In the September quarter, Microsoft’s ($31; MSFT) market share for applications used in mobile devices fell to 7.9% from 11.1%, partly due to greater competition from Apple ($209; AAPL) and Google ($619; GOOG). Microsoft is a Long-Term Buy. Apple and Google are rated Neutral . . . Qualcomm ($47; QCOM) Chief Operating Officer Len Lauer resigned to become CEO of another company. For now, Qualcomm plans to expand other executives’ responsibilities rather than hire a new COO. Qualcomm is a Long Term Buy.
Citigroup ($3; C) and Wells Fargo ($27; WFC) repaid federal loans of $20 billion and $25 billion, primarily with funds raised by issuing new common stock. Citigroup and Wells Fargo are rated Neutral.
Citing “unreliable or unverifiable” trial data, U.S. regulators declined to approve Johnson & Johnson’s ($65; JNJ) antibiotic ceftobiprole, advising the company to conduct two more studies. J&J is a Long-Term Buy.
Boeing ($55; BA) won a $750 million contract with the U.S. Air Force to upgrade and maintain the B-52 bomber’s weapons system. Boeing is rated Neutral.
Bristol-Myers Squibb ($26; BMY) reduced its 2009 earnings outlook by $0.25 per share to $1.75 to $1.80, reflecting the Mead Johnson Nutrition ($45; MJN) spin-off. Bristol-Myers is rated Neutral.
CVS Caremark ($33; CVS) plans to stock the swine-flu vaccine in more of its pharmacies, coinciding with government efforts to encourage more Americans to get inoculated. CVS is a Focus List Buy and a Long-Term Buy.
Pfizer ($19; PFE) halted a late-stage study that combined older lung-cancer therapies with the experimental drug figitumumab, two months after the company closed patient enrollment due to safety concerns. Pfizer is rated Neutral.

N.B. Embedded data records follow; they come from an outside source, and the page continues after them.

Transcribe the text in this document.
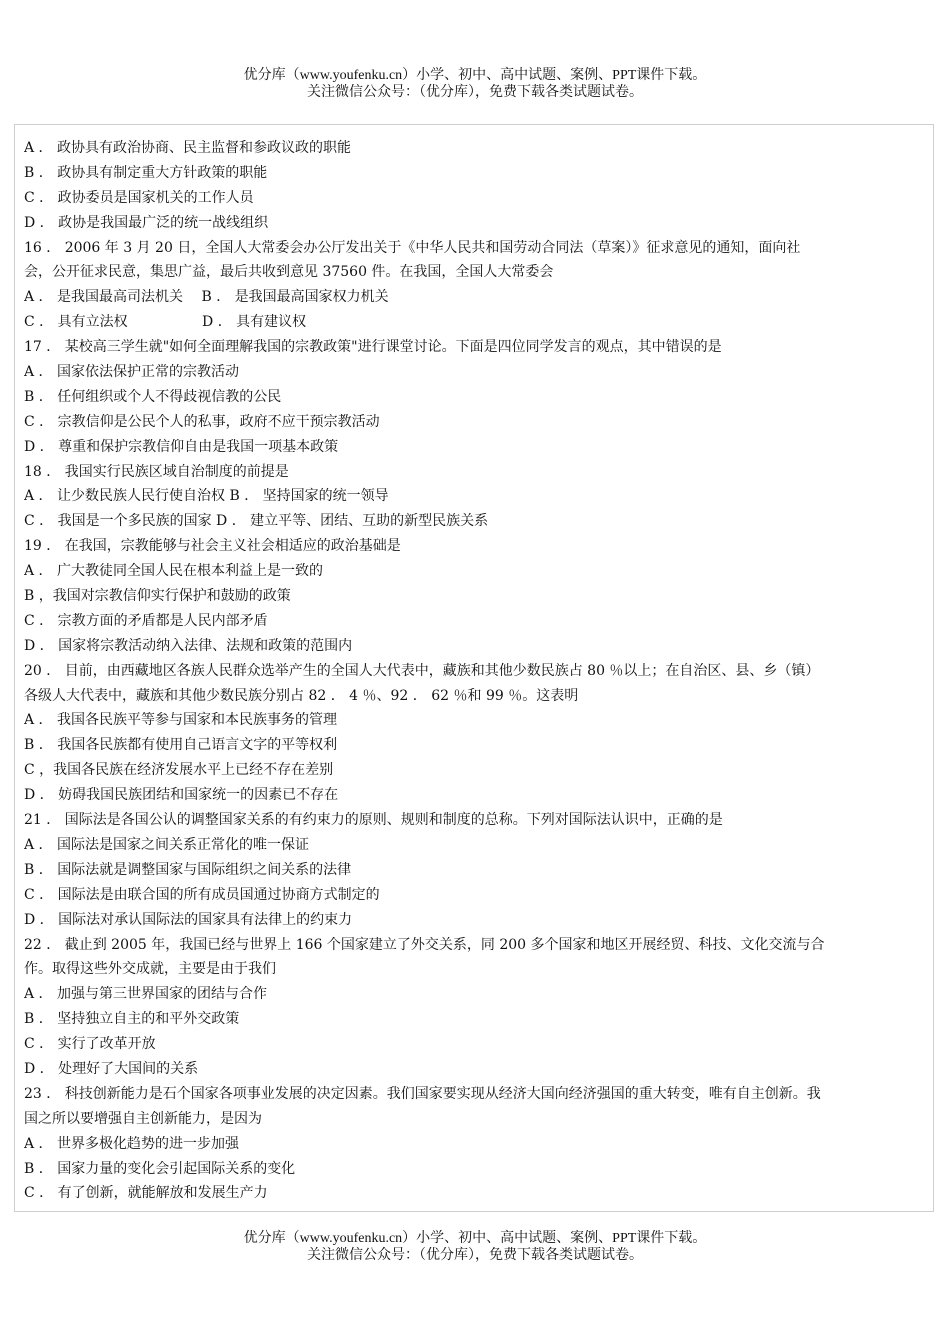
优分库（www.youfenku.cn）小学、初中、高中试题、案例、PPT课件下载。
关注微信公众号：（优分库），免费下载各类试题试卷。
A ． 政协具有政治协商、民主监督和参政议政的职能
B ． 政协具有制定重大方针政策的职能
C ． 政协委员是国家机关的工作人员
D ． 政协是我国最广泛的统一战线组织
16 ． 2006 年 3 月 20 日，全国人大常委会办公厅发出关于《中华人民共和国劳动合同法（草案）》征求意见的通知，面向社
会，公开征求民意，集思广益，最后共收到意见 37560 件。在我国，全国人大常委会
A ． 是我国最高司法机关　 B ． 是我国最高国家权力机关
C ． 具有立法权　　　　　 D ． 具有建议权
17 ． 某校高三学生就"如何全面理解我国的宗教政策"进行课堂讨论。下面是四位同学发言的观点，其中错误的是
A ． 国家依法保护正常的宗教活动
B ． 任何组织或个人不得歧视信教的公民
C ． 宗教信仰是公民个人的私事，政府不应干预宗教活动
D ． 尊重和保护宗教信仰自由是我国一项基本政策
18 ． 我国实行民族区域自治制度的前提是
A ． 让少数民族人民行使自治权 B ． 坚持国家的统一领导
C ． 我国是一个多民族的国家 D ． 建立平等、团结、互助的新型民族关系
19 ． 在我国，宗教能够与社会主义社会相适应的政治基础是
A ． 广大教徒同全国人民在根本利益上是一致的
B ，我国对宗教信仰实行保护和鼓励的政策
C ． 宗教方面的矛盾都是人民内部矛盾
D ． 国家将宗教活动纳入法律、法规和政策的范围内
20 ． 目前，由西藏地区各族人民群众选举产生的全国人大代表中，藏族和其他少数民族占 80 ％以上；在自治区、县、乡（镇）
各级人大代表中，藏族和其他少数民族分别占 82 ． 4 ％、92 ． 62 ％和 99 ％。这表明
A ． 我国各民族平等参与国家和本民族事务的管理
B ． 我国各民族都有使用自己语言文字的平等权利
C ，我国各民族在经济发展水平上已经不存在差别
D ． 妨碍我国民族团结和国家统一的因素已不存在
21 ． 国际法是各国公认的调整国家关系的有约束力的原则、规则和制度的总称。下列对国际法认识中，正确的是
A ． 国际法是国家之间关系正常化的唯一保证
B ． 国际法就是调整国家与国际组织之间关系的法律
C ． 国际法是由联合国的所有成员国通过协商方式制定的
D ． 国际法对承认国际法的国家具有法律上的约束力
22 ． 截止到 2005 年，我国已经与世界上 166 个国家建立了外交关系，同 200 多个国家和地区开展经贸、科技、文化交流与合
作。取得这些外交成就，主要是由于我们
A ． 加强与第三世界国家的团结与合作
B ． 坚持独立自主的和平外交政策
C ． 实行了改革开放
D ． 处理好了大国间的关系
23 ． 科技创新能力是石个国家各项事业发展的决定因素。我们国家要实现从经济大国向经济强国的重大转变，唯有自主创新。我
国之所以要增强自主创新能力，是因为
A ． 世界多极化趋势的进一步加强
B ． 国家力量的变化会引起国际关系的变化
C ． 有了创新，就能解放和发展生产力
优分库（www.youfenku.cn）小学、初中、高中试题、案例、PPT课件下载。
关注微信公众号：（优分库），免费下载各类试题试卷。
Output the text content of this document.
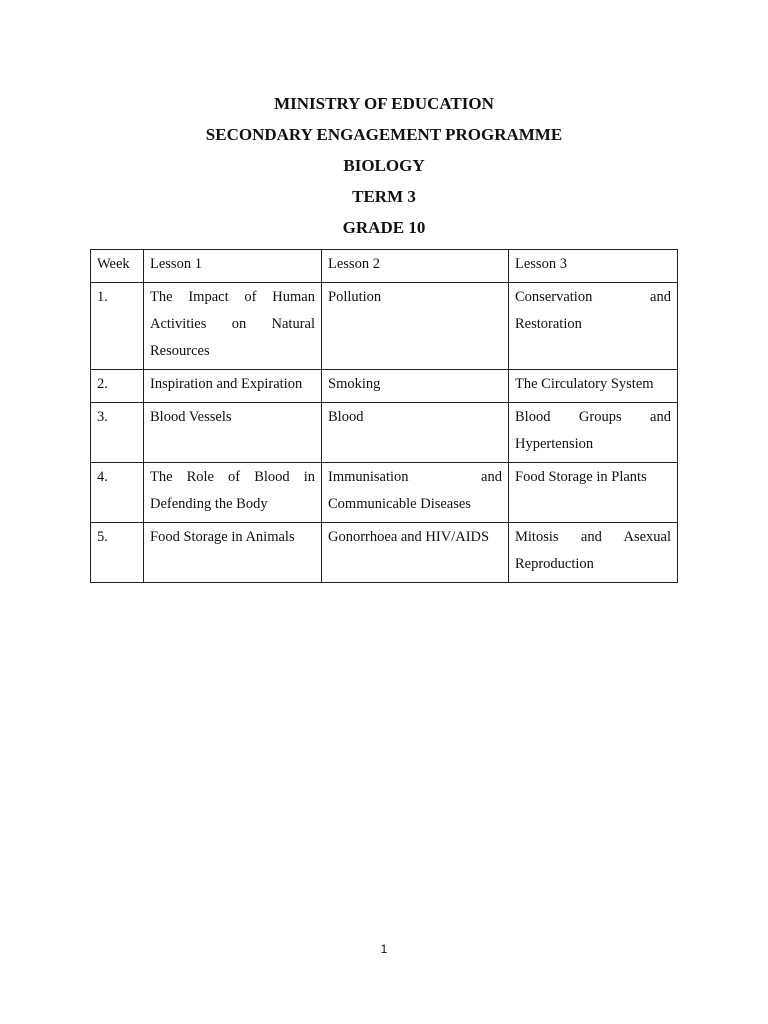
MINISTRY OF EDUCATION
SECONDARY ENGAGEMENT PROGRAMME
BIOLOGY
TERM 3
GRADE 10
Week	Lesson 1	Lesson 2	Lesson 3
1.	The Impact of Human Activities on Natural Resources	Pollution	Conservation and Restoration
2.	Inspiration and Expiration	Smoking	The Circulatory System
3.	Blood Vessels	Blood	Blood Groups and Hypertension
4.	The Role of Blood in Defending the Body	Immunisation and Communicable Diseases	Food Storage in Plants
5.	Food Storage in Animals	Gonorrhoea and HIV/AIDS	Mitosis and Asexual Reproduction
1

Senate passes health-reform bill
The U.S. Senate passed a 10-year, $871 billion health-care reform bill that looks like a trimmed-down version of the U.S. House’s $1.1 trillion version approved in November. The Senate legislation is projected to insure more than 30 million additional Americans and promises to be the biggest expansion of health coverage since Medicare was formed in 1965. The Senate and House must now draft a compromise, and President Obama could sign the final bill this month.
Health-care companies stand to gain millions of new customers, but the measure also subjects them to new taxes and other fees. The drug industry agreed to pay $80 billion in taxes over the next 10 years, though it could be forced to renegotiate its share of the burden, possibly paying up to $20 billion more.

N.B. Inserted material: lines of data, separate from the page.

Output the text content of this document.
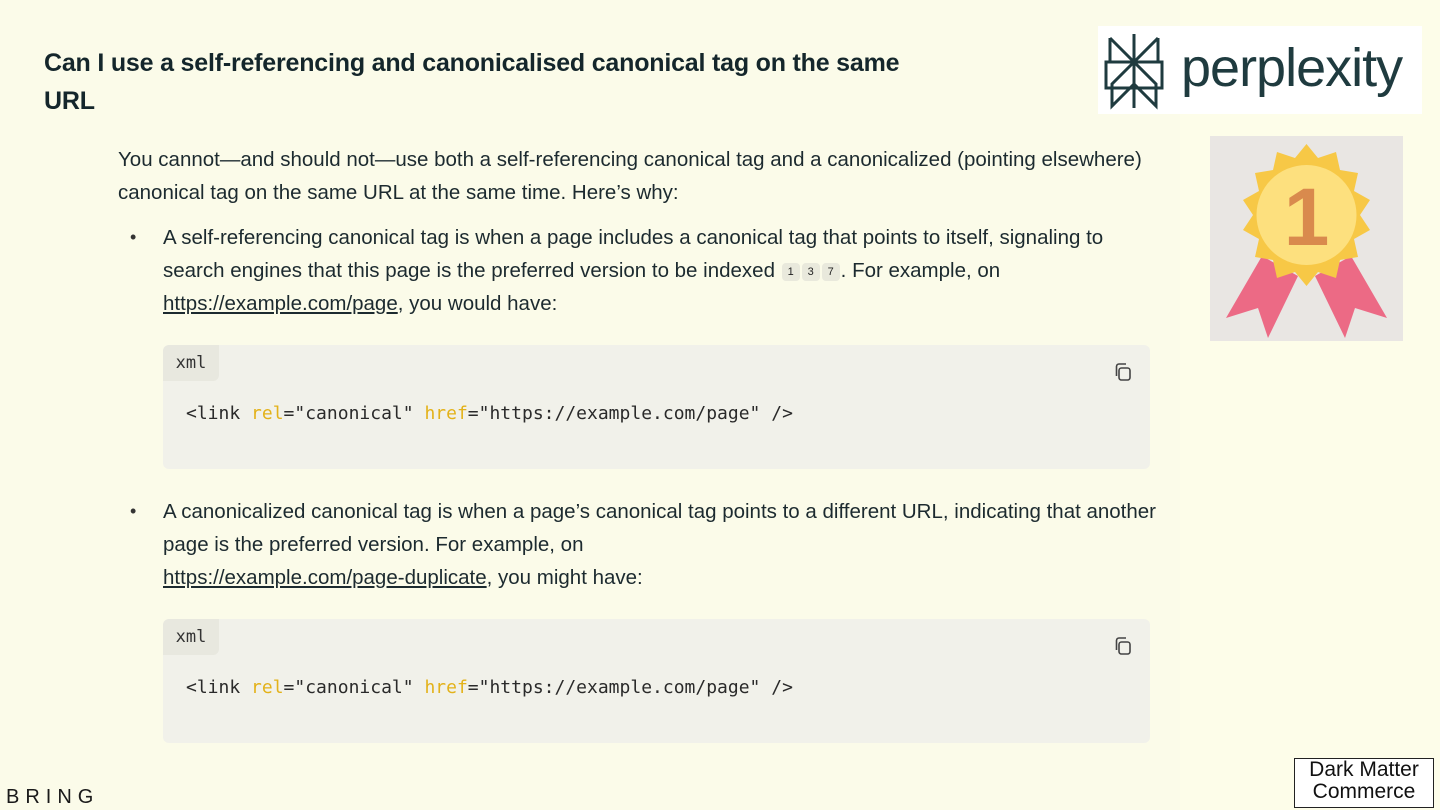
Can I use a self-referencing and canonicalised canonical tag on the same URL

You cannot—and should not—use both a self-referencing canonical tag and a canonicalized (pointing elsewhere) canonical tag on the same URL at the same time. Here’s why:

• A self-referencing canonical tag is when a page includes a canonical tag that points to itself, signaling to search engines that this page is the preferred version to be indexed 1 3 7 . For example, on https://example.com/page, you would have:
xml
<link rel="canonical" href="https://example.com/page" />
• A canonicalized canonical tag is when a page’s canonical tag points to a different URL, indicating that another page is the preferred version. For example, on
https://example.com/page-duplicate, you might have:
xml
<link rel="canonical" href="https://example.com/page" />
perplexity
1
BRING
Dark Matter
Commerce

The Senate version includes a provision to delay taxes on insurers and device makers by one year. Taxes for insurers amount to about $70 billion. Both bills propose to prevent insurers from allocating more than 15% or 20% of revenue to administrative costs and profits.
The bill provides a framework for implementing biosimilar drugs, though the patent shelter of 12 years extends much longer than the range of five to seven years proposed by the Obama Administration. Overall, the bill looks like good news for Focus List Buy Hospira ($51; HSP), a producer of copycat versions of biotech medications in Europe. But for most generic drugmakers looking for provisions that would boost the use of traditional generics, the bills offer little balm.
The effect on traditional drugmakers is difficult to determine. Will the costs of extra taxes and possible price caps offset the increase in customers? Only time will tell. The biggest issue for health insurers revolves around the creation of a public insurance plan. The Senate bill does not include a public option, but the House bill does, and nobody knows how the compromise bill will shake up. For now, investors should feel comfortable buying Hospira and our other recommended health-care stocks. It is too early to either rejoice or panic, as the final legislation could wind up drastically different than either current bill.